House Mouse, Mus musculus

The House Mouse, which is probably the most well-known rodent, is found state-wide in Tennessee.

Description:  A small rodent with an elongated snout, protruding, black eyes, large ears, and a scaly tail that is mostly hairless and about one-half the body length.   Their short fur is grayish-brown on the back and is slightly lighter on the belly.  The tail is slightly darker above and lighter below.

Length:  5.0 - 8.1 inches
  2.4 - 4.0 inches
0 .4 - 0.8 inches
0.5 - 1.0 ounces

Similar Species:   All 3 deermice have a sharp contrast between their white under parts and their upper fur color.
 •Meadow Jumping Mouse has a much longer tail, longer hind feet, and yellowish sides.
 •Eastern Harvest Mouse usually has a dark stripe down the center of the back, but can only be separated positively by analysis of dental formulas.
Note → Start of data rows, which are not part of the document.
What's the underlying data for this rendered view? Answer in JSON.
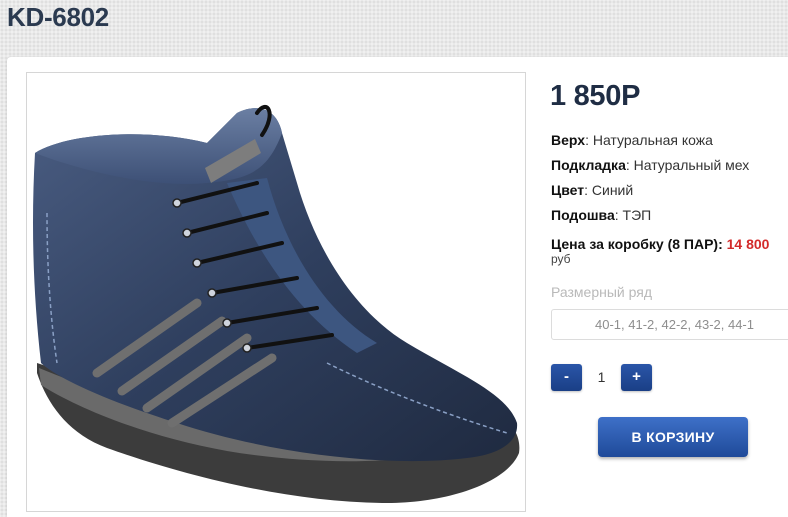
{
  "product": {
    "title": "KD-6802",
    "price": "1 850Р",
    "image_alt_icon": "boot-photo"
  },
  "specs": [
    {
      "label": "Верх",
      "value": ": Натуральная кожа"
    },
    {
      "label": "Подкладка",
      "value": ": Натуральный мех"
    },
    {
      "label": "Цвет",
      "value": ": Синий"
    },
    {
      "label": "Подошва",
      "value": ": ТЭП"
    }
  ],
  "box_price": {
    "label": "Цена за коробку (8 ПАР):",
    "value": "14 800",
    "currency": "руб"
  },
  "size": {
    "label": "Размерный ряд",
    "value": "40-1, 41-2, 42-2, 43-2, 44-1"
  },
  "quantity": {
    "minus_label": "-",
    "value": "1",
    "plus_label": "+"
  },
  "cart_button_label": "В КОРЗИНУ",
  "colors": {
    "accent": "#1f4a99",
    "price_red": "#d32a2a",
    "title": "#2b3a50"
  }
}
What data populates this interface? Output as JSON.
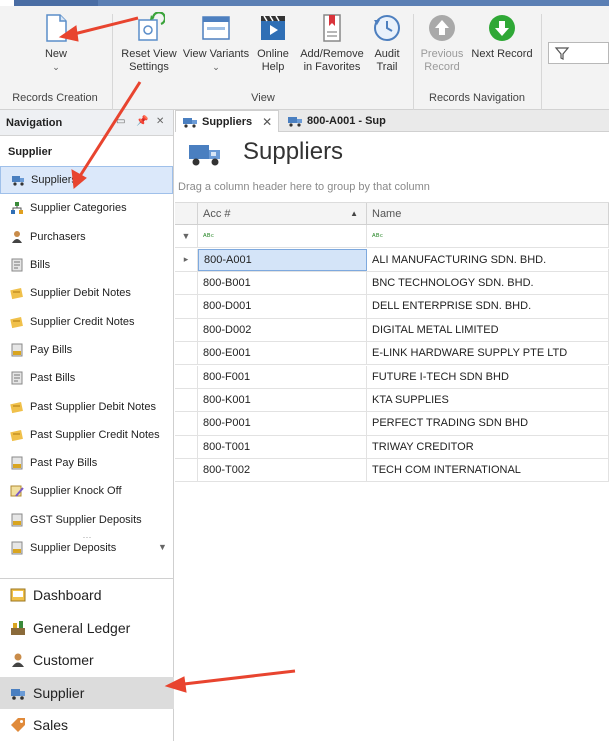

Habitat:  The House Mouse occurs in a variety of habitats, but is usually found among houses, barns, and buildings. They can also be found in old fields, grain fields, fencerows, weedy roadsides, and woodlots.

Diet:  Omnivorous, but prefers grains, seeds, leaves, stems, and roots. They also eat insects, human food, and carrion.

Breeding information:  House Mice can breed throughout the year, but they mostly produce young from spring through fall.   Females are pregnant 19-21 days before delivering 2-13 (usually 5-7) young.   They are very prolific and may produce as many as 14 litters per year, although 5-10 litters is normal.   The young develop fur by 10 days old and are weaned by 3 weeks.

Status in Tennessee:  The House Mouse needs no protection as it is quite common. They can also produce a considerable amount of damage to property and foods.

Fun Facts:
•House Mice can pass through openings as small as ½ inch in diameter.
•They are highly migratory, especially if environmental conditions become unfavorable.

Best places to see in Tennessee:  Houses, sheds, or farm buildings.